Michael Data

Visualization

“When you can plot stuff, plot it.” - Padhraic Smyth

Histograms

Histograms can provide a simple way to visualize the shape of univariate data. Histograms can also be helpful for quickly identifying outliers.

You have to be careful that you use a proper number of bins. Too many bins lead to outlier spikes and empty bins. Too few bins do not convey an accurate shape.

Histograms are also less useful when the data is skewed. It is frequently useful to transform the data e.g. by taking the log, and then plot the transformed data.

Histograms can also be misleading for small data sets. Histograms can also be smoothed with various techniques. They also effectively only work on one variable at a time.

Box Plots

Box plots are good for comparing a common variable between multiple groups. The “box” portion represents the middle 50% of data points, with whiskers and outliers shown outside the box.

Correlations

The diagonal of a correlation matrix plot should always show +1.

Overplotting

With large data sets, the plot can be filled too much so that many points are on top of each other and it is difficult to see any structure in the image.
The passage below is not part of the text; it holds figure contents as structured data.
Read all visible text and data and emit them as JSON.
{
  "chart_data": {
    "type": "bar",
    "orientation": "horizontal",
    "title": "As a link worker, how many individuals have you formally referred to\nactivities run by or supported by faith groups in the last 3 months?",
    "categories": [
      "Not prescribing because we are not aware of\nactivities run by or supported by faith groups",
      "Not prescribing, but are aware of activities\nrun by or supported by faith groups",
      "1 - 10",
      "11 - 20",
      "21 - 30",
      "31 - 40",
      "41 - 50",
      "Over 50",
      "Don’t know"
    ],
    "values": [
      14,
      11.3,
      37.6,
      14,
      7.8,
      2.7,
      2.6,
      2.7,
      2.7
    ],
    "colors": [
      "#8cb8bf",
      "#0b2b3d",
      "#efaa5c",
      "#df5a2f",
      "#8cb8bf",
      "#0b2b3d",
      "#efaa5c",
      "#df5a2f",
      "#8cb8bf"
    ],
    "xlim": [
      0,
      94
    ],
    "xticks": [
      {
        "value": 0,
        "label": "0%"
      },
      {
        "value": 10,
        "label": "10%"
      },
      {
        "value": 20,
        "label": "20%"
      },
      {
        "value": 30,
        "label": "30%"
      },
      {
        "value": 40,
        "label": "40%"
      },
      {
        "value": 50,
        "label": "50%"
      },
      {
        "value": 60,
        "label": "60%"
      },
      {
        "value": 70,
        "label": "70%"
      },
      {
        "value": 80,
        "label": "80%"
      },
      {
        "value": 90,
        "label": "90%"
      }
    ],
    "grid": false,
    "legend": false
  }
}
Simplifications such as contour plots may help here.

Linked Plotting

For interactive visualization, can allow for interaction between plots. e.g. clicking a data point in one plot highlights that point in the other plots.

Aesthetic Tweaks

Color may easily convey different groups within a plot.

Visualizing Time-Series Data

Seasonality in time-dependent data is very common. It is important to identify appropriate time units with which to make comparisons, as opposed to just e.g. “last month”.